Washington State University Tri-Cities and Chiawana High School in Pasco will benefit from a $1 million federal grant given to WSU's nursing school.
The university's College of Nursing will use the money to expand a program aimed at diversifying the nursing work force in Eastern Washington by providing more academic and mentoring to high school and college students, a news release said.
Hundreds of students in the Tri-Cities, Yakima and Spokane have already been served by a similar grant the university received three years ago.
"More students are starting to believe nursing really is for them," Robert Garza, a student services manager at the Richland campus, told the Herald.
The U.S. Health Resources Service Administration is providing the grant. University officials said it's critical to extend more help to the state's rural areas, which have high populations of Hispanic and Native American students facing more academic and financial hurdles.

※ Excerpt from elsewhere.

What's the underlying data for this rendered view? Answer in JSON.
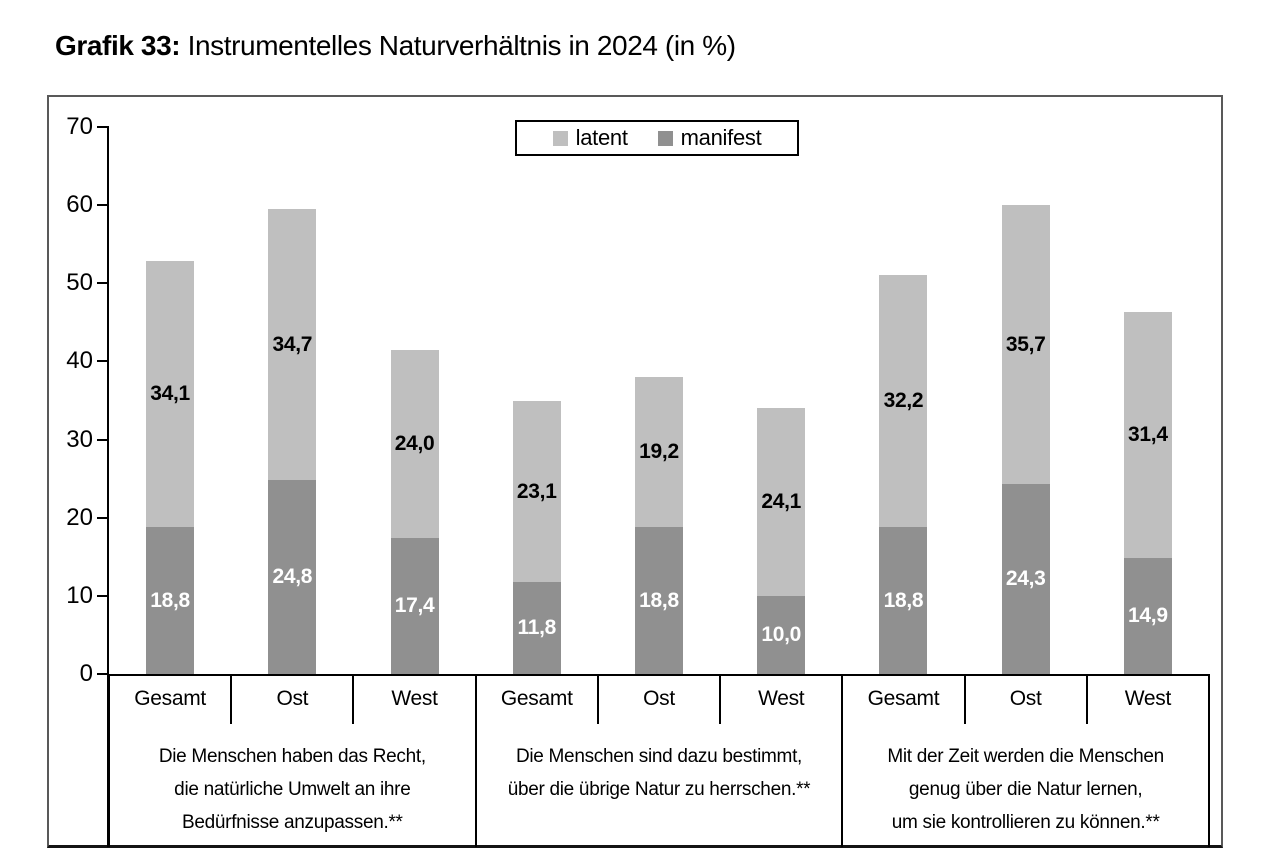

"We know that if we can get these students through school to get their (nursing) degrees that many eventually return to work in their home communities," said associate nursing professor Janet Katz in a release.
Grandview High School will join Chiawana as new schools being served in the program. Students at Pasco High, Delta High schools and Yakima's Davis High School are already receiving services.
Pre-nursing students on WSU's Richland campus, Columbia Basin College, Yakima Valley Community College and Heritage University in Toppenish are also eligible for support.
"This type of mentoring and a pre-college connection to a support network is always beneficial to students who are on, or even exploring the possibilities of, a career path in nursing," said Pasco Assistant Superintendent Glenda Cloud in a statement to the Herald. "We value our continued partnership with WSU-Tri Cities."
Garza said that even though WSU's nursing school is running the program, he and others involved aren't meant to convince students to study at Pullman, Richland or Spokane.
"We've really hit the ground running making sure students just get into programs," he said.